© AFP/J.GuezD'après nos informations confirmées ensuite par le parquet de Paris, l'ancien préfet du Var Jean-Charles Marchiani, incarcéré depuis le 26 mai à la prison parisienne de la Santé pour trafic d'influence, figure dans liste des 27 détenus "au comportement exemplaire" qui vont bénéficier d'une grâce présidentielle. Une liste signée par le président Sarkozy avant son départ pour le Brésil. "Pour certains détenus, cette grâce partielle leur permettra d'arriver à la moitié de leur peine et donc de faire une demande de libération conditionnelle. Mais ce n'est pas automatique, c'est la justice qui décidera", a indiqué l'Elysée.
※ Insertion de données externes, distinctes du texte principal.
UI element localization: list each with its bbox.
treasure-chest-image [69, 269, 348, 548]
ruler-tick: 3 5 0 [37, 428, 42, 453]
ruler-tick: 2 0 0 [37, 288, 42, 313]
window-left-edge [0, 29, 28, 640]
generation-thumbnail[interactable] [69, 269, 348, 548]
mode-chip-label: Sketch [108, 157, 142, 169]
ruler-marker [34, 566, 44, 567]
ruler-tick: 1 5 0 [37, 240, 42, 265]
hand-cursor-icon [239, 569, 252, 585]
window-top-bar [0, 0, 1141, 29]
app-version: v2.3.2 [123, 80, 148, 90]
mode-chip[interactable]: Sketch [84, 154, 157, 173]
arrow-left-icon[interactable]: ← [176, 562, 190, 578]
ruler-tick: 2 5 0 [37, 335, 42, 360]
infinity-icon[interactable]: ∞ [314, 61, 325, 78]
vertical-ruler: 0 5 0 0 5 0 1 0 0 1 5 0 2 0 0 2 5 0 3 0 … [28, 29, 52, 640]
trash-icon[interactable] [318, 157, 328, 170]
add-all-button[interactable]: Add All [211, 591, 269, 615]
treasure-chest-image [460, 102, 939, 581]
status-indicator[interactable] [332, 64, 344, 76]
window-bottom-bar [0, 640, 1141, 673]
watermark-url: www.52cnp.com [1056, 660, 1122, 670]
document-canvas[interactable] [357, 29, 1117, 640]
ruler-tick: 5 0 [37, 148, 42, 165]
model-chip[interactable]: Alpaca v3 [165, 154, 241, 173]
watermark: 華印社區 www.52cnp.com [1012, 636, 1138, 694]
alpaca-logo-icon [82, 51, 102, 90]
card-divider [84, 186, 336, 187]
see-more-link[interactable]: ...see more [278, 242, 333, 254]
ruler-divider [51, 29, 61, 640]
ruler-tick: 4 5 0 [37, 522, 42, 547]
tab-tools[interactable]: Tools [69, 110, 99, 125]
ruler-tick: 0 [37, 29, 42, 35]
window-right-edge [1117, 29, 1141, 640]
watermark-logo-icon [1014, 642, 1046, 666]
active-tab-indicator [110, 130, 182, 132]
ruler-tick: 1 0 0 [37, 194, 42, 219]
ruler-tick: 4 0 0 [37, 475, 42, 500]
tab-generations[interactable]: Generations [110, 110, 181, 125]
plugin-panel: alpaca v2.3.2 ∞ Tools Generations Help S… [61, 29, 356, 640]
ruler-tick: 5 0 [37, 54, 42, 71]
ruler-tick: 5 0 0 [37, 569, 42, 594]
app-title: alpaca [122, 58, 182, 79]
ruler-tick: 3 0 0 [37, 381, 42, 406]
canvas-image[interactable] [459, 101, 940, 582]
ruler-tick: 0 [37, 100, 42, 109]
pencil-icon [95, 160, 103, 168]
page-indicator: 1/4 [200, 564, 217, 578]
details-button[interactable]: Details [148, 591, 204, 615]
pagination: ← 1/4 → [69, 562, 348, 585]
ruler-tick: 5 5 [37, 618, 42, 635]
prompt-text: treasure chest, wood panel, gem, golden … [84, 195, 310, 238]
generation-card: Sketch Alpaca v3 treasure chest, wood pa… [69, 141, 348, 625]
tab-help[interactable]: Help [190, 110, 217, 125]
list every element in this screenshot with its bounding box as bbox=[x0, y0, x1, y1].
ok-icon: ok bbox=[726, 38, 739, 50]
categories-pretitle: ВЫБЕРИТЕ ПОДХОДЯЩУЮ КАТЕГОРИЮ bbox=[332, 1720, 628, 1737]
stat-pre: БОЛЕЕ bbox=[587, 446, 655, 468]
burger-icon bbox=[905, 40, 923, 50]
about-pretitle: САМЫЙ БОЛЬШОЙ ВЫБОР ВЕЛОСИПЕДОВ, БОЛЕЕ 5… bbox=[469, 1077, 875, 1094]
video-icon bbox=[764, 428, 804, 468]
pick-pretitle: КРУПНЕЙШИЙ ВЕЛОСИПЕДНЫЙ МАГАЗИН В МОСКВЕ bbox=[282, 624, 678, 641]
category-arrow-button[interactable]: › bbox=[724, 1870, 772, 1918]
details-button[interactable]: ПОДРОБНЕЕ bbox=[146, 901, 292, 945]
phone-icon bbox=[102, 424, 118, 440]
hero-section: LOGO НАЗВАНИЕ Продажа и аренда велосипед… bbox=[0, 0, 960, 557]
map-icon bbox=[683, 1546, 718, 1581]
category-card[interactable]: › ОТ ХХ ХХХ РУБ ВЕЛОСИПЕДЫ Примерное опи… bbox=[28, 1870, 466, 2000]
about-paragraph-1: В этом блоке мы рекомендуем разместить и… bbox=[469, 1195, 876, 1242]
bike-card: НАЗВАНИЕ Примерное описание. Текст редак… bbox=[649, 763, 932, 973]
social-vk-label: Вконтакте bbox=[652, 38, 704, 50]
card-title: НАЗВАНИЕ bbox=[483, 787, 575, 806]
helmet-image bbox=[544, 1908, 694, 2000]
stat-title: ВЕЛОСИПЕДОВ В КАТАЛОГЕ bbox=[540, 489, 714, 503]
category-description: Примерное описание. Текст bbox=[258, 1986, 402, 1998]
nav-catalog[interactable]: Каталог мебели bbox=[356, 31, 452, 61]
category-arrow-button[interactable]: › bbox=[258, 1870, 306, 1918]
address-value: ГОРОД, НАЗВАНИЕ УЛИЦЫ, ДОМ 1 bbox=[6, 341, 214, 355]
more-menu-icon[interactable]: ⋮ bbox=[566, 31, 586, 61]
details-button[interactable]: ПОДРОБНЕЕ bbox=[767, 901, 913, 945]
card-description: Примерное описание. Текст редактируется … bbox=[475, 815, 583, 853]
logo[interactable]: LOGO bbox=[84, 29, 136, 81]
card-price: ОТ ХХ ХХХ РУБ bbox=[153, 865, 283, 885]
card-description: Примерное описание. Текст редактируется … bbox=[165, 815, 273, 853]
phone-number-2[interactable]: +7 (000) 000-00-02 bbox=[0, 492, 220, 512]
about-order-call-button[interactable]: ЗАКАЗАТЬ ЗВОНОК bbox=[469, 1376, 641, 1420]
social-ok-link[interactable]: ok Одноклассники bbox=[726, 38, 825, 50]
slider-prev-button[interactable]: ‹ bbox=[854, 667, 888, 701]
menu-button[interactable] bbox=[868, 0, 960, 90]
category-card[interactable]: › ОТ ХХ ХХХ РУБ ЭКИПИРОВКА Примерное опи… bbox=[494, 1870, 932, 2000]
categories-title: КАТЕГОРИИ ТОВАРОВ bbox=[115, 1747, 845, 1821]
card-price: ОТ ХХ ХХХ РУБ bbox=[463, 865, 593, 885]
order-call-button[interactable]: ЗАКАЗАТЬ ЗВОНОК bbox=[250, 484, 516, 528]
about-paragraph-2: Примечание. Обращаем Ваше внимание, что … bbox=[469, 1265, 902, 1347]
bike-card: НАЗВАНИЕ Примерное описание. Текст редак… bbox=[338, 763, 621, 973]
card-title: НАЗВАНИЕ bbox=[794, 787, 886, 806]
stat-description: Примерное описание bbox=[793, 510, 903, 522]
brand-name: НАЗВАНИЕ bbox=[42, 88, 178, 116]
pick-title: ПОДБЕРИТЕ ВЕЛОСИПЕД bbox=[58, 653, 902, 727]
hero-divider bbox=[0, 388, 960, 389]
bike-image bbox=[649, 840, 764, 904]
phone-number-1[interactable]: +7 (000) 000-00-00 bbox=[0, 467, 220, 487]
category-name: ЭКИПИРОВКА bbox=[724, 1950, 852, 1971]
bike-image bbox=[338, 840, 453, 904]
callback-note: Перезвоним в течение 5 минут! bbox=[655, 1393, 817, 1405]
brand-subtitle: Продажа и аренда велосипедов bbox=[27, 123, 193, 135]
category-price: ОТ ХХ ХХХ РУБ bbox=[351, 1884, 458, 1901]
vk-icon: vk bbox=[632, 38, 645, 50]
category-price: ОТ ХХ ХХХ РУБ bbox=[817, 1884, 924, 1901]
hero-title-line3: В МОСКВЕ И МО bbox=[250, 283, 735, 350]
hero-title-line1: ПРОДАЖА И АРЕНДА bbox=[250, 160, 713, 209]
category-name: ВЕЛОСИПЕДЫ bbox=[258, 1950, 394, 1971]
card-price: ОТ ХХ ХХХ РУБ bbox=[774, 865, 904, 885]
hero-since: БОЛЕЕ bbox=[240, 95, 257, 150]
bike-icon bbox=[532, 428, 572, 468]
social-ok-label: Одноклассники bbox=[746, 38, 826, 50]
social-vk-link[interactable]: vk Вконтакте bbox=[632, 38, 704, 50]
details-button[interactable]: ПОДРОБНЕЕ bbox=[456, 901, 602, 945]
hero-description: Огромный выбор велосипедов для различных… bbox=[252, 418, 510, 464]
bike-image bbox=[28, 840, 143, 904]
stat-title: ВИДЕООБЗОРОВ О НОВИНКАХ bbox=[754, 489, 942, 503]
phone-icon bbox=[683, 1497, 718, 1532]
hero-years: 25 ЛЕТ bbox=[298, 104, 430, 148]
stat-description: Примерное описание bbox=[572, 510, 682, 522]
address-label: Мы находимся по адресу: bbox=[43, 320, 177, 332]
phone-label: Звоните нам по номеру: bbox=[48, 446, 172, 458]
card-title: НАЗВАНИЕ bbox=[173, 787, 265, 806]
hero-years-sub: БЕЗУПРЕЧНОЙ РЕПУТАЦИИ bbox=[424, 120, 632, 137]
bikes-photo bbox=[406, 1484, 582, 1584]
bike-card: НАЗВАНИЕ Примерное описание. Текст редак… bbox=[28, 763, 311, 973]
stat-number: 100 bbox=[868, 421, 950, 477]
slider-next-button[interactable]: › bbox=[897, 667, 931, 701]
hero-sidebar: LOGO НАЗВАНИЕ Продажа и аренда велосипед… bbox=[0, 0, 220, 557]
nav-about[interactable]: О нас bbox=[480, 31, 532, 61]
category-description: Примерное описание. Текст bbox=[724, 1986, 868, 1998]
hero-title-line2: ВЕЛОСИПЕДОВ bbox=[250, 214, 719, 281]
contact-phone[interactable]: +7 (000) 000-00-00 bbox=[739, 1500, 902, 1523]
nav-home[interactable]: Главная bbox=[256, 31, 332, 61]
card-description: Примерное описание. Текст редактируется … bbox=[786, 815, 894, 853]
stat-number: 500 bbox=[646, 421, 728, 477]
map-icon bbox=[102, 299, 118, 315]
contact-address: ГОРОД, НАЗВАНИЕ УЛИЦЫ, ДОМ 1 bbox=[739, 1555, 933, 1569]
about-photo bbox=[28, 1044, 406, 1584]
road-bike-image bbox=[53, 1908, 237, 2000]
C'est en tous cas le cas de Jean-Charles Marchiani. Il bénéficiera d'une grâce partielle déduisant six mois des trois ans de prison ferme auxquels il a été condamné (pour deux dossiers où il a été déclaré coupable de "trafic d'influence par personne dépositaire de l'autorité publique"). Avec cette remise de peine, la peine de Marchiani 65 ans, doit s'achever en théorie le 6 octobre 2009 mais des aménagements de peine peuvent être envisagés et une demande de libération conditionnelle peut d'ores et déjà être déposée. Selon nos informations, l'ex-préfet du Var peut en effet espérer sortir de prison à la mi-janvier. Marchiani est en outre jugé depuis octobre dans le procès des ventes d'armes à l'Angola, aux côtés de 41 autres prévenus. Il encourt une nouvelle peine de prison ferme. Le jugement dans l'"Angolagate" doit être rendu à l'automne 2009.
Personnage polémique
Cette grâce intervient au titre du service rendu à la Nation, l'ancien homme de confiance du ministre de l'Intérieur Charles Pasqua ayant joué un rôle dans la libération des otages français du Liban en 1988. Quatre des anciens otages avaient lancé en mai un appel à Nicolas Sarkozy pour qu'il gracie leur "libérateur". Le député socialiste Arnaud Montebourg a estimé sur Europe 1 que cette grâce "s'appelle une reconstitution des privilèges" et une "atteinte à l'autorité de la chose jugée". Réponse de l'UMP : la décision de Nicolas Sarkozy est un "choix juste et humain", a estimé le porte-parole du parti majoritaire Frédéric Lefebvre, "contrairement à la gauche qui a souvent pris la responsabilité de libérer à l'aveugle des prisonniers". "Il n'y a pas eu de décision spécifique concernant Jean-Charles Marchiani. Le président de la République n'a pas pris la décision de l'élargir. C'est la justice qui se prononcera", a insisté l'Elysée.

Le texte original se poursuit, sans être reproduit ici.